Well as it turns out I'm wrong according to representatives from Fidelity and Vanguard.
You can't split the employer/employee contributions to a SEP-IRA and an indivdual 401(k), you have to choose one vehicle or the other. So for 2015 tax year I will choose the Individual 401(k) because of the superior savings potential over the SEP-IRA. Unfortunately, because I already contributed some to my SEP-IRA for 2014 I'm locked out of utilizing an Individual 401(k) for 2014.
Finally, it is turning out that Fidelity offers index funds at a much lower expense ratio than does Vanguard, within the confines of the Individual 401(k) plans.

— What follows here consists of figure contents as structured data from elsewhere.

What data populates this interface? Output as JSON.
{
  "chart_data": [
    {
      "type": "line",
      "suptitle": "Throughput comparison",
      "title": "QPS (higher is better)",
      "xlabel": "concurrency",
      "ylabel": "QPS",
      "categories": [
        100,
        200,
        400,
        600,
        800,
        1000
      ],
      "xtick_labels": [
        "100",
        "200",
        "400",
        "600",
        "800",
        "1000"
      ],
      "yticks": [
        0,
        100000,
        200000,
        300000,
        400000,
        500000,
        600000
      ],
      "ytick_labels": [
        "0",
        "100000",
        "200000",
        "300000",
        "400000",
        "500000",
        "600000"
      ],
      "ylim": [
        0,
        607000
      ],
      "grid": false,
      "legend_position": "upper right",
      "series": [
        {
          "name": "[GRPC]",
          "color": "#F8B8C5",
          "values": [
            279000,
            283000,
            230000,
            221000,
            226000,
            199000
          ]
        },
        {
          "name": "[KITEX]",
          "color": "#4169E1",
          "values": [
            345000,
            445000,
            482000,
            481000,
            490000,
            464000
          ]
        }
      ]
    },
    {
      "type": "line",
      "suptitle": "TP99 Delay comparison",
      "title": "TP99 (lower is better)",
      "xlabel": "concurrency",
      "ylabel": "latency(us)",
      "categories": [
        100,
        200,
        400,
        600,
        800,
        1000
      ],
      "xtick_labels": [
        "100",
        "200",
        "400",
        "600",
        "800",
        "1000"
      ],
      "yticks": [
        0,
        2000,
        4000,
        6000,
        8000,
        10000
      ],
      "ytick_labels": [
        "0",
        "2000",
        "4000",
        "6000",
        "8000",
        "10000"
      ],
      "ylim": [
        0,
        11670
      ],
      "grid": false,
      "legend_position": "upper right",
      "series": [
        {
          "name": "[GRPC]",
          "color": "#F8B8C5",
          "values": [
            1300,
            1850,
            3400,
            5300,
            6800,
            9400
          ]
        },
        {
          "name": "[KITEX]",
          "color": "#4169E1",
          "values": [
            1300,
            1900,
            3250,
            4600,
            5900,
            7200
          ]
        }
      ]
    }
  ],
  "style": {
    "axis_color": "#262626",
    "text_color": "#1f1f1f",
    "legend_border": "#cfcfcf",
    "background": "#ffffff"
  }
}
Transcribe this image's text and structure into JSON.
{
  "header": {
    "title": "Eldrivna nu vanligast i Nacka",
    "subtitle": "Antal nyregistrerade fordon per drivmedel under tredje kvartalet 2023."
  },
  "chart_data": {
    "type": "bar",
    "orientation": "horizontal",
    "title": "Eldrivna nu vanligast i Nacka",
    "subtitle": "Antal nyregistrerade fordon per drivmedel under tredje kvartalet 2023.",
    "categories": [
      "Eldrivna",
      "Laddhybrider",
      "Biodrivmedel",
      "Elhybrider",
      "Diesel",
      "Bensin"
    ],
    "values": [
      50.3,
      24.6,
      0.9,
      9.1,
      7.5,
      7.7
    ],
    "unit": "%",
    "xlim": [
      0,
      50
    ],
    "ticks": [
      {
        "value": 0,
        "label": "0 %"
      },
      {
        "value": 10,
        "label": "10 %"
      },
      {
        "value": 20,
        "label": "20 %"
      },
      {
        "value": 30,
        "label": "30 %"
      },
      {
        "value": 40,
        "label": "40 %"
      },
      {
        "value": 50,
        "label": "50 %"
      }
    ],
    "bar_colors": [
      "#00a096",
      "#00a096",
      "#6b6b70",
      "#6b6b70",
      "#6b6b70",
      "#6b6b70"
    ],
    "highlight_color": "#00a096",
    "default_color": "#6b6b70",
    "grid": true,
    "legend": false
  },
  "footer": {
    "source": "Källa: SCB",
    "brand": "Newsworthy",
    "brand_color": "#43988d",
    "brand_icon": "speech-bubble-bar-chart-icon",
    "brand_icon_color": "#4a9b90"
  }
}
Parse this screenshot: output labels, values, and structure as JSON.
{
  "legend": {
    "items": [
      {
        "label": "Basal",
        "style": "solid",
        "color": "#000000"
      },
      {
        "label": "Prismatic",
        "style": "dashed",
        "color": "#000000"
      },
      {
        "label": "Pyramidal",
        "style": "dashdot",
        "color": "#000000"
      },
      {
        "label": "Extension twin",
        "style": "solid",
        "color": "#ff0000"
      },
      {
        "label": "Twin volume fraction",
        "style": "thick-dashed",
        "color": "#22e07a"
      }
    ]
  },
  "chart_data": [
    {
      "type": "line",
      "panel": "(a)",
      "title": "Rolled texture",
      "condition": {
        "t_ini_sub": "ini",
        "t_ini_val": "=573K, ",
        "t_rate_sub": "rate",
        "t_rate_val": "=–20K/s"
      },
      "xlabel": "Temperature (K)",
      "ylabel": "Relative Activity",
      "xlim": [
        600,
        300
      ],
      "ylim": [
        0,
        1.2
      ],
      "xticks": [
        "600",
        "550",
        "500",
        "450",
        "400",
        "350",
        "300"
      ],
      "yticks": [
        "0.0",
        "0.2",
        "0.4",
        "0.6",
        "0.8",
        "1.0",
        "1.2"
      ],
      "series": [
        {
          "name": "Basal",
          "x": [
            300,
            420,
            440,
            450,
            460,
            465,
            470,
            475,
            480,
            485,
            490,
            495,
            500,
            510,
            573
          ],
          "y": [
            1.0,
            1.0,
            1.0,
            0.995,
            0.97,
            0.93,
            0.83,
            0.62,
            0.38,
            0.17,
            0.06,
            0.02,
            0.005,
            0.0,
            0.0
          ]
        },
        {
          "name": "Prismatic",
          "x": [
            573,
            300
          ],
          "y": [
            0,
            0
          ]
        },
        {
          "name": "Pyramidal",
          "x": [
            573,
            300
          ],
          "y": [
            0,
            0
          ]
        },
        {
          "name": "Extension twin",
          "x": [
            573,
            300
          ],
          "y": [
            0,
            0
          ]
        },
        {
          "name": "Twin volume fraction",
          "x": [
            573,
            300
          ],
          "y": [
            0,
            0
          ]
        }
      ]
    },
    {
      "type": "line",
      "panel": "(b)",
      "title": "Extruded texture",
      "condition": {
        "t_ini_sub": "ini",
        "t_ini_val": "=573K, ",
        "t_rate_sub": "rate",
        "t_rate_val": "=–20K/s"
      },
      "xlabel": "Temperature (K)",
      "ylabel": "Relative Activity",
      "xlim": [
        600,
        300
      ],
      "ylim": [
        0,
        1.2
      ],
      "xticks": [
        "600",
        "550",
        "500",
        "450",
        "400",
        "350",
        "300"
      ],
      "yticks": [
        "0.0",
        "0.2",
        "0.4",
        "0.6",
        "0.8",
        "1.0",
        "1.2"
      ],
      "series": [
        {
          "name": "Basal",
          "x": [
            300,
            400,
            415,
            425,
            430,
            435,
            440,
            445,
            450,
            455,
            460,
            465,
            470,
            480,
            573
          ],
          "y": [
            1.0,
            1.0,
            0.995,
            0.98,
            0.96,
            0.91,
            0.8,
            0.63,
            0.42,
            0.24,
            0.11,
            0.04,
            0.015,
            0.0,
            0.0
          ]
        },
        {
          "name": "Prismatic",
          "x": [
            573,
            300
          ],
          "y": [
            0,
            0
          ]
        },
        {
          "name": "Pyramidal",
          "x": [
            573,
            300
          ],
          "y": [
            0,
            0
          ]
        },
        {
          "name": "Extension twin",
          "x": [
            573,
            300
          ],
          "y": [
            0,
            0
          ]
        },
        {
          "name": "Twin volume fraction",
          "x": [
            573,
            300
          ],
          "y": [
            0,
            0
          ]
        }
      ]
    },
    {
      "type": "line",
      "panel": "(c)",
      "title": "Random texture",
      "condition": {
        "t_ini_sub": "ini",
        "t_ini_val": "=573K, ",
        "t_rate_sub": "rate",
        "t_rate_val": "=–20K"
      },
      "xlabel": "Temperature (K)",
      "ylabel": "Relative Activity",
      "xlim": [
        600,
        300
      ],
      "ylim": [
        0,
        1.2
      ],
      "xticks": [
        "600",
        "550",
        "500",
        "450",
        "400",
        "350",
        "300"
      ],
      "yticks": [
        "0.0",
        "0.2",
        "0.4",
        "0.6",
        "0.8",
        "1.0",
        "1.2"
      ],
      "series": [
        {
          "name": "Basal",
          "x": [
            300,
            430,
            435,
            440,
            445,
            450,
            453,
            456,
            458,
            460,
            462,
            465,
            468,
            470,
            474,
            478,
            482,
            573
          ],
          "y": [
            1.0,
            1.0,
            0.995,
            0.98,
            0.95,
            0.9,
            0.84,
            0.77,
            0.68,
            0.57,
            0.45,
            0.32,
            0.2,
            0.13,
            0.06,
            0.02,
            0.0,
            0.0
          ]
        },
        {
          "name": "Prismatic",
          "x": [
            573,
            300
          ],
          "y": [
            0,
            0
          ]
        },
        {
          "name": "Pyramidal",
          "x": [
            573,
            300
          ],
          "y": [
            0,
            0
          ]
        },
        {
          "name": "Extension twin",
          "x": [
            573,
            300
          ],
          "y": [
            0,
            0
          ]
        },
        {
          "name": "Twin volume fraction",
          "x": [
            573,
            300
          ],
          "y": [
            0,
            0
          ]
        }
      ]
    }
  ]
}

With Vanguard, even if you have $10,000 or more in the Total Stock Market Index Fund within the individual 401(K) you are only going to be able to be in the more expensive investor class mutual fund, the lower cost admiral class mutual fund is closed to you. That means you're paying an expense ratio of 0.17%, versus the 0.05% that Fidelity would charge for the same mutual fund ($10,000 minimum). With Fidelity you can start off with their investor class Total Stock Market index fund with an expense ratio of 0.10% which is automatically converted to the lower cost advantage class once the $10,000 minimum threshold is reached.
This theme is repeated with total international stock market fund, and total bond market index fund.